Flooding has killed 51 people on the large Indian Ocean island off southeastern Africa since 10 days of intense rain began on January 17.
The storm formed to the east of Madagascar last week, causing floods and landslides and affecting around 130,000 people, with many made homeless overnight.
Ana then hit Mozambique and Malawi on the African mainland, killing 90 people across the three countries.
Rescue crews are still battling to access regions where roads and bridges have been swept away after the storm cut off tens of thousands and left them without power.
Travelling on makeshift boats, small groups row through water and a common floating plant called tsifakona normally given to pigs as food.
Some refused to spend the 300 Malagasy ariary ($0.08) for transport and are forced to carry their children where the water level remains high.
"I woke up at three o'clock in the morning to go to the toilet and found my house full of water," said Ulrich Tsontsozafy, 66.
Recalling the ordeal from the top of a pile of chairs in his waterlogged room, the retired soldier is trying to find ways to avoid having his feet constantly in the water.
"It ruins your skin. It chafes and it infects," he said of the floodwater, showing a fine white film that has developed on the skin between his toes.
- Humanitarian emergency -
Residents in Antananarivo's swampy Betsimitatatra plain are used to living with water thanks to an ingenious system of wooden pontoons that usually connect houses.
But the storm has engulfed everything with a brownish water that reeks of silt, while rats seeking food swam at the surface for a few days.
Tsontsozafy's rice paddy, coconut tree and avocado tree were destroyed.
His wife, Juliette Etaty, 65, managed to save some bags of rice, heaped up with pans and clothes in a pile that reaches their ceiling.

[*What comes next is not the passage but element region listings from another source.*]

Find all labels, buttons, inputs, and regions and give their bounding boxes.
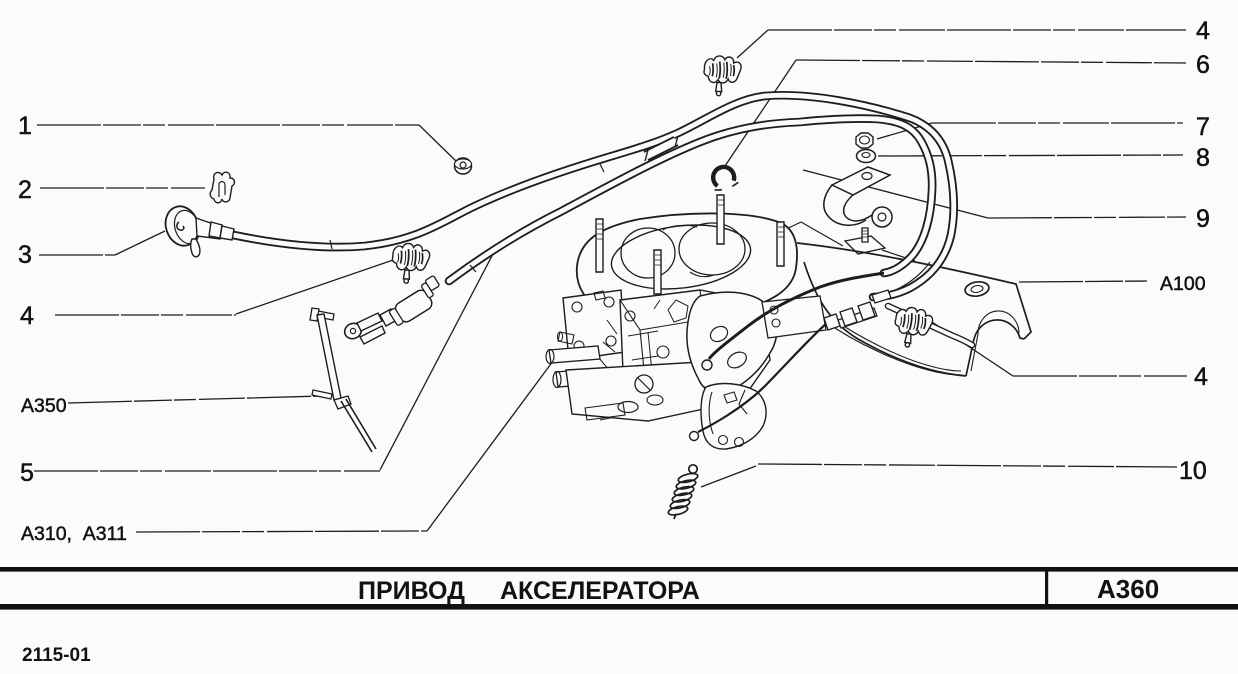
svg-text:10: 10 [1179,457,1207,485]
svg-text:3: 3 [18,241,32,269]
svg-text:4: 4 [1194,363,1208,391]
svg-text:5: 5 [20,459,34,487]
svg-text:4: 4 [1196,17,1210,45]
svg-text:1: 1 [18,112,32,140]
svg-text:A350: A350 [21,395,67,417]
svg-text:8: 8 [1196,144,1210,172]
svg-text:2115-01: 2115-01 [22,645,91,666]
svg-text:9: 9 [1196,205,1210,233]
svg-text:ПРИВОД: ПРИВОД [358,577,465,605]
svg-text:2: 2 [18,176,32,204]
svg-text:4: 4 [20,302,34,330]
svg-text:A360: A360 [1097,574,1159,604]
svg-text:A310, A311: A310, A311 [21,523,127,545]
svg-text:6: 6 [1196,51,1210,79]
svg-text:7: 7 [1196,113,1210,141]
svg-text:АКСЕЛЕРАТОРА: АКСЕЛЕРАТОРА [500,577,700,605]
svg-text:A100: A100 [1160,273,1206,295]
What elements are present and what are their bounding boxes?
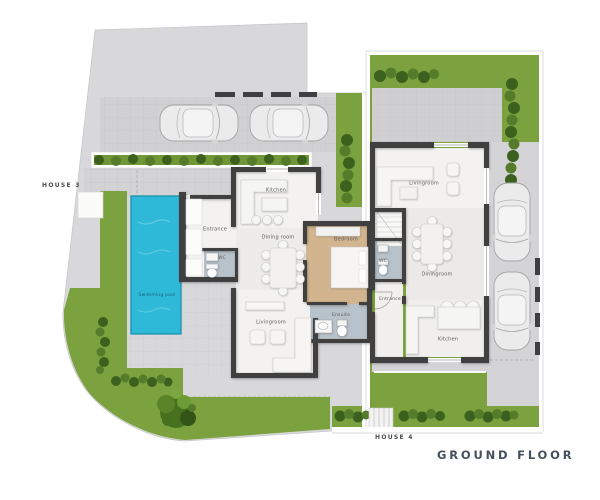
car-icon	[492, 272, 533, 350]
room-label-living-h3: Livingroom	[256, 321, 286, 326]
room-label-dining-h3: Dining room	[262, 236, 295, 241]
kitchen-island	[262, 198, 287, 211]
green-strip	[336, 93, 362, 207]
hedge-planter	[91, 152, 312, 168]
room-label-kitchen-h4: Kitchen	[438, 338, 458, 343]
car-icon	[492, 183, 533, 261]
pool-label: Swimming pool	[138, 294, 175, 299]
car-icon	[250, 103, 328, 144]
room-label-living-h4: Livingroom	[409, 182, 439, 187]
car-icon	[160, 103, 238, 144]
floor-plan: HOUSE 3 HOUSE 4 GROUND FLOOR Kitchen Ent…	[0, 0, 600, 500]
room-label-dining-h4: Diningroom	[421, 273, 452, 278]
sun-deck-pad	[78, 192, 103, 218]
room-label-ensuite-h3: Ensuite	[332, 314, 350, 319]
armchair	[447, 182, 459, 195]
tv-unit	[246, 302, 284, 310]
wall-closets	[186, 199, 202, 276]
room-label-wc-h4: WC	[379, 260, 387, 265]
page-title: GROUND FLOOR	[437, 450, 574, 462]
room-label-entrance-h4: Entrance	[379, 298, 401, 303]
armchair	[250, 330, 265, 344]
armchair	[270, 330, 285, 344]
swimming-pool	[131, 196, 181, 334]
room-label-entrance-h3: Entrance	[203, 228, 227, 233]
floor-plan-drawing	[0, 0, 600, 500]
bar-stools	[252, 216, 283, 225]
house4-label: HOUSE 4	[375, 435, 414, 441]
room-label-bedroom-h3: Bedroom	[334, 238, 358, 243]
room-label-wc-h3: WC	[218, 257, 226, 262]
boundary-fence-bottom	[332, 427, 543, 433]
wc-fixtures-house3	[206, 253, 218, 278]
coffee-table	[400, 187, 417, 199]
house3-label: HOUSE 3	[42, 183, 81, 189]
armchair	[447, 163, 459, 176]
room-label-kitchen-h3: Kitchen	[266, 189, 286, 194]
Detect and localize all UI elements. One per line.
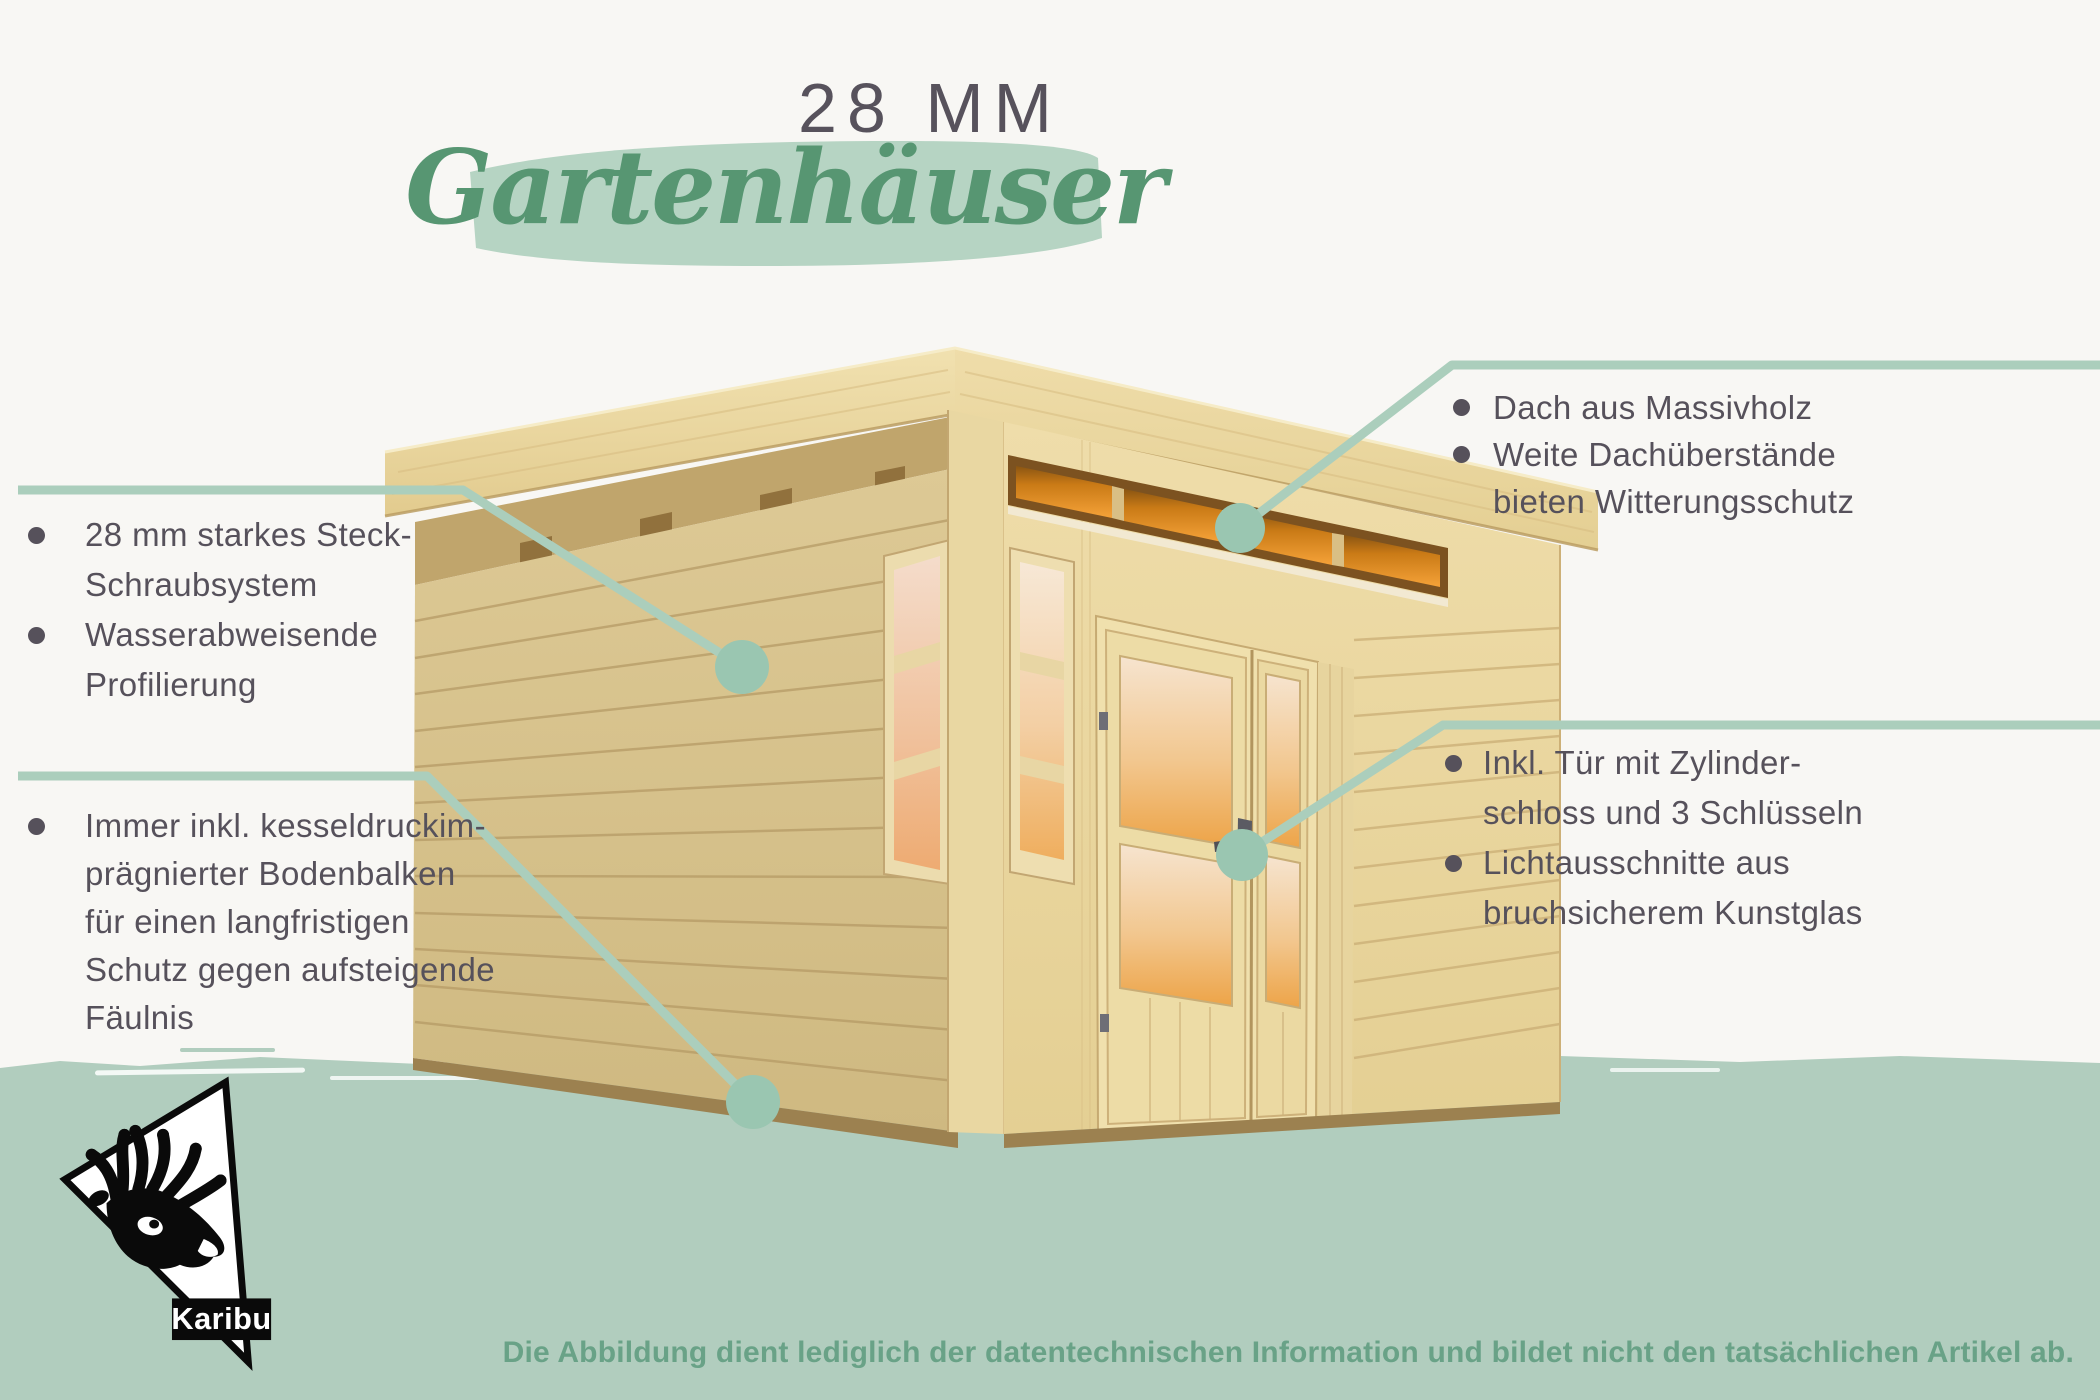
disclaimer-text: Die Abbildung dient lediglich der datent… — [503, 1336, 2074, 1370]
callout-line-item: bruchsicherem Kunstglas — [1483, 888, 1863, 938]
callout-line-item: 28 mm starkes Steck- — [85, 510, 412, 560]
callout-line-item: bieten Witterungsschutz — [1493, 478, 1854, 525]
callout-text: Fäulnis — [85, 999, 194, 1036]
callout-line-item: Schutz gegen aufsteigende — [85, 946, 495, 994]
callout-text: Dach aus Massivholz — [1493, 389, 1812, 426]
infographic-page: 28 MM Gartenhäuser 28 mm starkes Steck- … — [0, 0, 2100, 1400]
callout-line-item: Weite Dachüberstände — [1493, 431, 1854, 478]
callout-text-right-bottom: Inkl. Tür mit Zylinder- schloss und 3 Sc… — [1483, 738, 1863, 938]
title-product-label: Gartenhäuser — [405, 128, 1165, 248]
callout-text: 28 mm starkes Steck- — [85, 516, 412, 553]
karibu-logo: Karibu — [55, 1072, 283, 1392]
bullet-icon — [1445, 755, 1462, 772]
callout-text: bruchsicherem Kunstglas — [1483, 894, 1863, 931]
callout-text: Lichtausschnitte aus — [1483, 844, 1790, 881]
bullet-icon — [1445, 855, 1462, 872]
callout-line-item: Wasserabweisende — [85, 610, 412, 660]
bullet-icon — [1453, 399, 1470, 416]
callout-line-item: Schraubsystem — [85, 560, 412, 610]
callout-text: schloss und 3 Schlüsseln — [1483, 794, 1863, 831]
callout-line-item: Profilierung — [85, 660, 412, 710]
bullet-icon — [28, 818, 45, 835]
callout-text: bieten Witterungsschutz — [1493, 483, 1854, 520]
logo-wordmark: Karibu — [171, 1301, 271, 1336]
callout-line-item: Lichtausschnitte aus — [1483, 838, 1863, 888]
callout-text: für einen langfristigen — [85, 903, 410, 940]
bullet-icon — [28, 527, 45, 544]
callout-line-item: schloss und 3 Schlüsseln — [1483, 788, 1863, 838]
callout-text: Inkl. Tür mit Zylinder- — [1483, 744, 1801, 781]
callout-text: Schraubsystem — [85, 566, 318, 603]
callout-dot-side-wall — [715, 640, 769, 694]
callout-text: Profilierung — [85, 666, 257, 703]
callout-text-right-top: Dach aus Massivholz Weite Dachüberstände… — [1493, 384, 1854, 525]
bullet-icon — [28, 627, 45, 644]
callout-text: Immer inkl. kesseldruckim- — [85, 807, 486, 844]
callout-dot-floor-beam — [726, 1075, 780, 1129]
callout-text-left-bottom: Immer inkl. kesseldruckim- prägnierter B… — [85, 802, 495, 1042]
callout-line-item: Fäulnis — [85, 994, 495, 1042]
callout-line-item: Inkl. Tür mit Zylinder- — [1483, 738, 1863, 788]
callout-line-item: Dach aus Massivholz — [1493, 384, 1854, 431]
callout-dot-door-handle — [1216, 829, 1268, 881]
callout-text: Weite Dachüberstände — [1493, 436, 1836, 473]
callout-text: Wasserabweisende — [85, 616, 378, 653]
callout-text-left-top: 28 mm starkes Steck- Schraubsystem Wasse… — [85, 510, 412, 710]
callout-text: prägnierter Bodenbalken — [85, 855, 456, 892]
bullet-icon — [1453, 446, 1470, 463]
callout-line-item: Immer inkl. kesseldruckim- — [85, 802, 495, 850]
callout-line-item: für einen langfristigen — [85, 898, 495, 946]
callout-dot-roof — [1215, 503, 1265, 553]
callout-text: Schutz gegen aufsteigende — [85, 951, 495, 988]
callout-line-item: prägnierter Bodenbalken — [85, 850, 495, 898]
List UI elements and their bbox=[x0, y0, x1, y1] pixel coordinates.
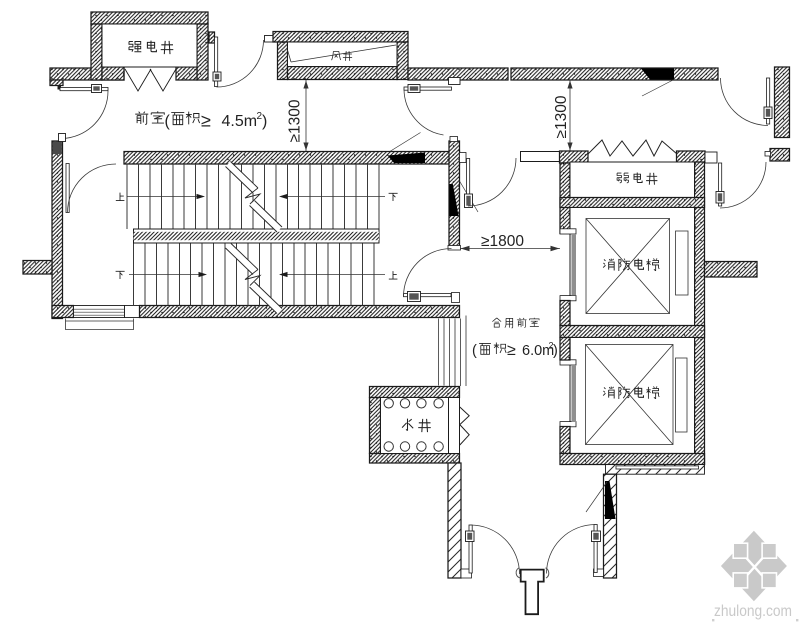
svg-text:4.5m: 4.5m bbox=[222, 113, 258, 130]
svg-text:≥1800: ≥1800 bbox=[481, 233, 524, 250]
svg-text:≥1300: ≥1300 bbox=[287, 99, 304, 142]
svg-text:zhulong.com: zhulong.com bbox=[714, 603, 792, 620]
svg-text:≥: ≥ bbox=[201, 111, 211, 131]
svg-text:(: ( bbox=[472, 343, 477, 359]
svg-text:≥1300: ≥1300 bbox=[553, 95, 570, 138]
svg-text:(: ( bbox=[165, 113, 171, 130]
svg-text:): ) bbox=[553, 343, 558, 359]
svg-text:): ) bbox=[262, 113, 267, 130]
svg-text:≥: ≥ bbox=[507, 342, 516, 359]
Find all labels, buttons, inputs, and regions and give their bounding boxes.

Their grand-daughter Luciana, 17, remembered waking up in the middle of the night with her feet dipped in water.
"The first thing I thought of was my school notebooks," she said.
Gyms and schools in the capital have been requisitioned and turned into emergency shelters.
But the family preferred not to go for fear of catching Covid-19 in a crowded space and leaving their home vulnerable to burglars and the elements.
Toky Ny Nosy, an unemployed 42-year-old, took shelter in a school as she thought her home was about to collapse under the weight of the deluge.
She also suffers from asthma and said the water was preventing her from breathing properly.
Despite coming back to her neighbourhood every day for almost two weeks, the water still reaches her hips.
Hundreds of families huddled in a classroom converted into an emergency shelter watch the arrival of a truck laden with food for the evening.
But "there's never enough," said Toky.